You've done your homework by evaluating your finances and determined how much house you can afford. So, here's a hypothetical question: which costs more? A $150,000 house or a $165,000 house?
It seems like a simple question. Assuming similar financing arrangements, monthly payments are going to be higher on the higher-priced property. But that's not the whole story. It's just as important to think long term rather than just month-to-month; in other words, not only how much the house will have cost after one year, but after 10 years, as well. You may find that over time, that $15,000 difference between the properties evaporates; you may also find that the difference can double.
Moving in
Appliances can be pretty costly. Does one home have a washer and drier or a refrigerator that conveys at the sale? Purchase, delivery and installation of major appliances can add up quickly. What else about each house needs immediate attention? For instance, many older homes have non-standard size windows. If you need blinds for those windows, the blinds may have to be custom-made. Is that a back-breaker? Maybe not, but it's still a significant expense.
Drive time
Is one of the homes in a location that causes you to use just one extra gallon of gasoline per day on your way to work? If you commute five days a week, that's about 20 gallons each month just to get to work and back. At $3 per gallon, that's $7,200 over 10 years; a substantial number and almost half the original price difference. Now factor in your trips to the grocery store, school, daycare and other places you regularly visit. How does the location of the home affect your gasoline consumption when you go back and forth to these other destinations?
Different needs
Does one house lie in an area, like a flood plain, that has different insurance requirements? Forty bucks a month may not seem like much, but multiply that by 120 months (10 years) and you get $4,800.

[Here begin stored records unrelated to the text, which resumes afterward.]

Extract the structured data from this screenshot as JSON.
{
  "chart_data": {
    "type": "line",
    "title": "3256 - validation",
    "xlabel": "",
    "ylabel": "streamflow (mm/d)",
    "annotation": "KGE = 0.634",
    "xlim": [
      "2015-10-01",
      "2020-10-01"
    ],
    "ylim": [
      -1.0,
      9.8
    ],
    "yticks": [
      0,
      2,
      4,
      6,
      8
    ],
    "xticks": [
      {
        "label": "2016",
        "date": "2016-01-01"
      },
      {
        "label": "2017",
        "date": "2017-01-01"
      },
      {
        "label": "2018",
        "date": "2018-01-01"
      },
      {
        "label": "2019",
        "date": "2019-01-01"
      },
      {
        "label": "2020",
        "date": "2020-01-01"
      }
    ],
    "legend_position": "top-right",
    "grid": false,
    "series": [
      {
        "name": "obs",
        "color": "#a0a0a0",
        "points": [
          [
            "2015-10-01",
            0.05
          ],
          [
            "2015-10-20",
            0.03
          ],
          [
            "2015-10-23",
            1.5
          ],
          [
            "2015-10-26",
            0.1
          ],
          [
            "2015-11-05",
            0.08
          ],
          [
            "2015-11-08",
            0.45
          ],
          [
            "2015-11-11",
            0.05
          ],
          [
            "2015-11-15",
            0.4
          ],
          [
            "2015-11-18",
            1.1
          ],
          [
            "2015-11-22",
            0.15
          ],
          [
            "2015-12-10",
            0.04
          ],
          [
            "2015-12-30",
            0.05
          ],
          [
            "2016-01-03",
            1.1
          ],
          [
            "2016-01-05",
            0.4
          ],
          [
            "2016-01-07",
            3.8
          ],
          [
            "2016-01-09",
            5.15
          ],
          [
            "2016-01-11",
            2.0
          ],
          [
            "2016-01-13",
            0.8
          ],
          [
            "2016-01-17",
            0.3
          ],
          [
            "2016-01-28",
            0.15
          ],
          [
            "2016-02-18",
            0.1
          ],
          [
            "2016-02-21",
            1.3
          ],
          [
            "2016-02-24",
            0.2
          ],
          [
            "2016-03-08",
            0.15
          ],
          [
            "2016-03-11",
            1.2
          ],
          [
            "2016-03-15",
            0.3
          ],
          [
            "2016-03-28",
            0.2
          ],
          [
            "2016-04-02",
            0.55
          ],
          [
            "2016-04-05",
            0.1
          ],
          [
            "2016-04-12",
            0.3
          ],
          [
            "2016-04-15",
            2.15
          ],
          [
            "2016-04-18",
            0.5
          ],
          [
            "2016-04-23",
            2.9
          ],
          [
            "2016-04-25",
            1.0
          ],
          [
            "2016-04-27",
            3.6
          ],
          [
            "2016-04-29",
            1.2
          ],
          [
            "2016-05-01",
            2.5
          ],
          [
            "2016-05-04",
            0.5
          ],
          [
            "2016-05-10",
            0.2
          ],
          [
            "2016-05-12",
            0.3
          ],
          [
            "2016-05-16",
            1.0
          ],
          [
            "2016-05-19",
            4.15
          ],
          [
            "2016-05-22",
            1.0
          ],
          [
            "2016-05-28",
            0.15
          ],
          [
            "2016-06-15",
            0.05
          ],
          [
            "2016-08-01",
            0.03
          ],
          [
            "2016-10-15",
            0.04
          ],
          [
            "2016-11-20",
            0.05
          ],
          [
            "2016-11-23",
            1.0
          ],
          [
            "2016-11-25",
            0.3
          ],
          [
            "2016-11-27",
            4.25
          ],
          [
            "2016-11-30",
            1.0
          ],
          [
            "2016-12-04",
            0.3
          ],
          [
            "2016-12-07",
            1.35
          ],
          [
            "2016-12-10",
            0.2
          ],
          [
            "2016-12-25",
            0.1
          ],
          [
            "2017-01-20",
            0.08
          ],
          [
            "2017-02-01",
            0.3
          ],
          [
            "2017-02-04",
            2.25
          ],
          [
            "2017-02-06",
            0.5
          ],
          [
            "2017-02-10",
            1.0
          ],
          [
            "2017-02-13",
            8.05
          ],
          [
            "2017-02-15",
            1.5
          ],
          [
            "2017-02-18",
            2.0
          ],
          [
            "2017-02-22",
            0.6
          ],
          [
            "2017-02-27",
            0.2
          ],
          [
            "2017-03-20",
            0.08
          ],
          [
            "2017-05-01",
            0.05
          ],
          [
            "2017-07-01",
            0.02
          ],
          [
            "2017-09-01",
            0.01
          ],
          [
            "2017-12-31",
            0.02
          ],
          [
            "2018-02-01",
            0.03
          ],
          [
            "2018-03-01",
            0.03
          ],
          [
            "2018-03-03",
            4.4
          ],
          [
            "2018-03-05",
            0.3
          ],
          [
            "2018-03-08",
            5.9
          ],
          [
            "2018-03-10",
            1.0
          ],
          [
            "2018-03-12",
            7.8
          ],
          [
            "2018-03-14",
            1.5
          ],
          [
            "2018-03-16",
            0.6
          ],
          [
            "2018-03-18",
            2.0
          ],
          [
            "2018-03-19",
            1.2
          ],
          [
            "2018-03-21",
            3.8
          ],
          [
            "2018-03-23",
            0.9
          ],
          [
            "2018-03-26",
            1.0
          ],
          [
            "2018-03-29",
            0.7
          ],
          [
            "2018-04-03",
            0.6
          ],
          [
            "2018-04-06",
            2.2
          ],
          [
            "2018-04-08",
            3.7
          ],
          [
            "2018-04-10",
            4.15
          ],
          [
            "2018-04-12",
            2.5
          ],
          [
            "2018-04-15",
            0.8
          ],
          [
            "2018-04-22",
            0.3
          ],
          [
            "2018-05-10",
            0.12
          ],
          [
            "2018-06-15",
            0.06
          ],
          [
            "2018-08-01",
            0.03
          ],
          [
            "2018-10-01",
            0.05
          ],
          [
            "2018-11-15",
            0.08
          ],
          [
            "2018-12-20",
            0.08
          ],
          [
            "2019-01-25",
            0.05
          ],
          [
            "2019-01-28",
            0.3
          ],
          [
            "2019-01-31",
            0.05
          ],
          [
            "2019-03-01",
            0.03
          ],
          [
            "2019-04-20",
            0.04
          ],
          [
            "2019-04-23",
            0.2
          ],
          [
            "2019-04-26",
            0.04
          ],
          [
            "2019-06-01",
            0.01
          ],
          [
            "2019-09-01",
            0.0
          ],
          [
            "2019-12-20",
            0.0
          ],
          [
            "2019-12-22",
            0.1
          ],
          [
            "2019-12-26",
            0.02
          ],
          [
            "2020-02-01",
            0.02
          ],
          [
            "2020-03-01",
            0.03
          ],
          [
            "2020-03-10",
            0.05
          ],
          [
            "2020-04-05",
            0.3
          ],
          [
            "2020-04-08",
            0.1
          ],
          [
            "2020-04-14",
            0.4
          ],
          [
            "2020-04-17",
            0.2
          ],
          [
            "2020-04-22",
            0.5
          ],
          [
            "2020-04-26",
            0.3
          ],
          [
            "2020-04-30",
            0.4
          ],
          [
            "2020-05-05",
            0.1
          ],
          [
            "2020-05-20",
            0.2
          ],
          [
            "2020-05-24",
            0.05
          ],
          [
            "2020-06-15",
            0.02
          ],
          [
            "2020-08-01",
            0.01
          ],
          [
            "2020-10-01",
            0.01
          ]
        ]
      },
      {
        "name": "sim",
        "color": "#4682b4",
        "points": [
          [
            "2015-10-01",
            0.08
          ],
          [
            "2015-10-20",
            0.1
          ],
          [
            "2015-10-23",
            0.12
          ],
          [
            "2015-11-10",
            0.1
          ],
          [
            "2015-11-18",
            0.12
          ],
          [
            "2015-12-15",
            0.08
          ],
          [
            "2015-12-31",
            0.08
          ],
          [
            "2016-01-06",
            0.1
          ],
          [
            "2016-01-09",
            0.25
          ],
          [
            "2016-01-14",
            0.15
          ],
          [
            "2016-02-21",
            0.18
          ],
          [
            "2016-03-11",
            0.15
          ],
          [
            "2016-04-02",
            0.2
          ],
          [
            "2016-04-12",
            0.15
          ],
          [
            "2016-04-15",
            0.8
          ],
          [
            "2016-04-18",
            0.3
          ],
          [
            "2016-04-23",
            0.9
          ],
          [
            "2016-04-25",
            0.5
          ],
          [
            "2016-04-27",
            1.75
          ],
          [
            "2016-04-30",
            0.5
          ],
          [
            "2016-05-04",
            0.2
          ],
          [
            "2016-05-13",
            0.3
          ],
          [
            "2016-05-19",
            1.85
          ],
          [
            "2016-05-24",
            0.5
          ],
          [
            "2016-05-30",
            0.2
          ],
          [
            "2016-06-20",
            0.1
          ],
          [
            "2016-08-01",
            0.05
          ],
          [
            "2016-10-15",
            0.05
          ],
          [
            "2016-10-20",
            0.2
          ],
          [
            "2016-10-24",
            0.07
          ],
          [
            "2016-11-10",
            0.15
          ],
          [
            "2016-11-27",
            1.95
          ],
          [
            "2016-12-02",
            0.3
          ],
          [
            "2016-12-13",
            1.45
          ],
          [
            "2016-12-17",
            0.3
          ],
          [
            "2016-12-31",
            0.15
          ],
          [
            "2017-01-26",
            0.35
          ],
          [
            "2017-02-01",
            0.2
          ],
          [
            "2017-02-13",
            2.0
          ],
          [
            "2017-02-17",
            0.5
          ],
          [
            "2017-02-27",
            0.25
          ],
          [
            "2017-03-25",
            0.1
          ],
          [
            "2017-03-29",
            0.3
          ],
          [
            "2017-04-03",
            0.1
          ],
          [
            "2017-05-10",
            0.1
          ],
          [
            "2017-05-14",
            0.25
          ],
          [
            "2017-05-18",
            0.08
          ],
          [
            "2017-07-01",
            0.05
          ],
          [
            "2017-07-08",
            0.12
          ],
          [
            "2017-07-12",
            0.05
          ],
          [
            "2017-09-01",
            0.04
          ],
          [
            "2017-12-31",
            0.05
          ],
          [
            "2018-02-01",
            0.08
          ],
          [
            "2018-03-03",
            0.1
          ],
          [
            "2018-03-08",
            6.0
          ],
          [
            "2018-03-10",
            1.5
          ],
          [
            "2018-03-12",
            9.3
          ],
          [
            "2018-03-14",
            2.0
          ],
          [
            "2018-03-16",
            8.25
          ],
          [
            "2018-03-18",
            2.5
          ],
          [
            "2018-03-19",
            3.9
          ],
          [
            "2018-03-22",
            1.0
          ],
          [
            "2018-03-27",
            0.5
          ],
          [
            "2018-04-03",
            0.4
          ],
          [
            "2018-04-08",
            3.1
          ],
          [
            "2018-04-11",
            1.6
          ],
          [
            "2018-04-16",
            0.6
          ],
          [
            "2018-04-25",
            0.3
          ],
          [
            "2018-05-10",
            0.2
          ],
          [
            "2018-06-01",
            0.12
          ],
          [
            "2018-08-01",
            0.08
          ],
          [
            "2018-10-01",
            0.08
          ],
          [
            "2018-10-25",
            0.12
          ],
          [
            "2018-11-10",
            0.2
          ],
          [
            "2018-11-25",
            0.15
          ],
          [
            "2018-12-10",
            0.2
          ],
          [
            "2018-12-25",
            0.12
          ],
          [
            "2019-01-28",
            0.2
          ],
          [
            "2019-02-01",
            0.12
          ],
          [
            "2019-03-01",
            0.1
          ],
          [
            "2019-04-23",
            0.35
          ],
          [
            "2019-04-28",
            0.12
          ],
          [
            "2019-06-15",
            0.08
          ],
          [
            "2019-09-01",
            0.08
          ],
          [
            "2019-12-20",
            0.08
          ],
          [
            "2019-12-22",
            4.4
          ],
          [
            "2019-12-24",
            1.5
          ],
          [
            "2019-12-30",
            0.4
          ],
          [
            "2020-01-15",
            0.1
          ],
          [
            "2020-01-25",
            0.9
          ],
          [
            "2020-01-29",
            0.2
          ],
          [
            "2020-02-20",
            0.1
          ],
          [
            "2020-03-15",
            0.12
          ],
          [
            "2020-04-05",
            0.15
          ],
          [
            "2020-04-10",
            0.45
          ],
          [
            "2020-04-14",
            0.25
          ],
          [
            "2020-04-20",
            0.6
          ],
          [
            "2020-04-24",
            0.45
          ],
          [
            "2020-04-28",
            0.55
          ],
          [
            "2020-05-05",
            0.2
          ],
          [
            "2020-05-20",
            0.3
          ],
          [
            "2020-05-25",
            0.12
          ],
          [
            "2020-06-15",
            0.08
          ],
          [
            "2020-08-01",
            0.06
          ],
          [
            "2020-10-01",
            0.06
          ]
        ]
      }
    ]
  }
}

Evaluate the yard and the appearance of the exterior. If you find a home with a a big tree that needs to removed, that is heavy-duty work; work that is better left to insured and bonded professionals. Maybe one of the homes will need a new fence in two years, whereas the other home has a brand new one.
What if one home is substantially older than the other? Older homes typically need more work than newer homes. Plumbing, electrical and HVAC components wear out over time and need to be replaced or repaired. Everything from the foundation to the roof can require attention. Resolving a major foundation issue can easily wipe out that initial $15,000 price difference. Fixing a big plumbing problem can be costly, too.
This is not to say that a newer home will not have problems or require attention. All homes require maintenance and repair. Upkeep on homes is a major factor in resale value. Little problems don't just go away, either; they can turn into big problems if they're not dealt with promptly.
This is not intended to scare you or dissuade you from buying a house; far from it. Take this as a piece of practical advice. After you figure out your price range, think about additional expenses not typically associated with monthly housing costs.
If you're trying to decide between two houses that have a substantial price difference, look beyond that initial difference. There's more to affordability than just figuring the mortgage payment and average utilities; there are factors that you may not consider and there are unanticipated expenses that will almost certainly arise.
While it's impossible to predict the future, and no one can guess if your plumbing or heater is going to fail this year, it's certainly possible to make an educated guess at how much living in a home will cost. Your Texas REALTOR® can help you sort through these expenditures; this is the key to determining your buying power.